Мужички не двигались.

– Нельзя бить, – строго сказал Фома Хромой. – Обождать нужно. Обождем до завтра, братишки. Убить человека завсегда не поздно. Только про град-то он врет, собачий хвост. Ничего схимонашенка про такое не говорила.

– Безусловно, врет, – сказал староста, – ей-богу, врет. И про железо врет.

– Так завтра, что ли, Гришка, обещаешь ты? – спросил Фома Хромой.

– Завтра. Пожелтеет в полдень небо, настанет вихорь, и град падет на землю, и град сей…

– Ладно, – сказали мужички, – обождем до завтра.

Развязали Гришке руки и повели в село. А в селе заперли Гришку на старостином дворе в амбаре и караульщика приставили.

К вечеру все село знало о страшном пророчестве. Приходили бабы на старостин двор с хлебом и с яйцами, кланялись Гришке и плакали.

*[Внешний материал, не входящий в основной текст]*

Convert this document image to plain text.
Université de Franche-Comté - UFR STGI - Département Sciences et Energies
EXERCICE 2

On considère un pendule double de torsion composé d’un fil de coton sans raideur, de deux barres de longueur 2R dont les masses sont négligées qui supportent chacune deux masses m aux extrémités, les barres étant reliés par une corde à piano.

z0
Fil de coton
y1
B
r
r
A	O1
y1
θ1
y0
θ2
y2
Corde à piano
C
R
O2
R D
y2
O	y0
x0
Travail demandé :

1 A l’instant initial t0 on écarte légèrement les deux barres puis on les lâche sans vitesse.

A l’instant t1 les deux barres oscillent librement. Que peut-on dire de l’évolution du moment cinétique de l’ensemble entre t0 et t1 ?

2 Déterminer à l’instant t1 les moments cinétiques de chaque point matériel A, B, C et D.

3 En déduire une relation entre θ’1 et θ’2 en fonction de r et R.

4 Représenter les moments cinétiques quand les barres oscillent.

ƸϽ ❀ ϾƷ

А у Фомы Хромого народу собралось множество. Сидел Фома Хромой на лавке и говорил такое:

– Если б не эта схимонашенка, да я бы первый сказал – врет он, собачий хвост. Ну а тут схимонашенка… У кого еще была схимонашенка?

– У меня, Фома Васильевич, была. У меня и есть, – сказала баба простоволосая. – К вечеру сижу я преспокойно… Стучит ктой-то…

– Да, – перебил Фома Хромой, – небо пожелтеет, настанет вихорь…

Назавтра мужички в поле не вышли. А день был ясный.

Ходили мужички по селу, на старостин двор заходили и пересмеивались.

– Сидит еще пророк-то?

– Сидит.

– Соврал, собачий хвост. Как пить дать, соврал. А ведь каково складно вышло! Ах ты, дуй его горой! Такого и бить-то жалко.

И только Фома Хромой не смеялся.

Ходил Фома Хромой в одиночку, хмурился, выходил в поле и смотрел на небо.

А небо было ясное.

В полдень услышали крик на селе. Кричал Фома Хромой.

– Туча!

И точно. Из-за казенного лесу низко шла туча. Была эта туча небольшая и серая. И ветер гнал ее быстро. Все село высыпало на зады и в поля. И дивится.

– Да, туча!

Но не пожелтело небо и вихорь не настал – прошла туча над селом быстро и скрылась.

День был ясный.

Бросились мужички на старостин двор. Хвать-похвать – амбар открыт, а Гришки нету. Исчез Гришка.

А вместе с Гришкой исчез и конь старостин королевской масти.

Искушение

Святым угодникам, что на церковных иконах, нельзя смотреть в очи…

Да бабка Василиса и не смотрит.

Ей сто лет, она две жизни прожила и все знает.

Она на Иуду Искариотского смотрит. В «Тайной вечере».

– Плохая моя жизнь, Иудушка, – бормочет бабка, – очень даже неважная моя жизнь. Я бы и рада, Иудушка, помереть, да нельзя теперь: дочка родная саван, видишь ли, истратила на кухольные передники…

Хитрит Иуда, помалкивает…

А кругом тени святые по церковным стенам ходят, помахивают рукавами, будто попы кадилами.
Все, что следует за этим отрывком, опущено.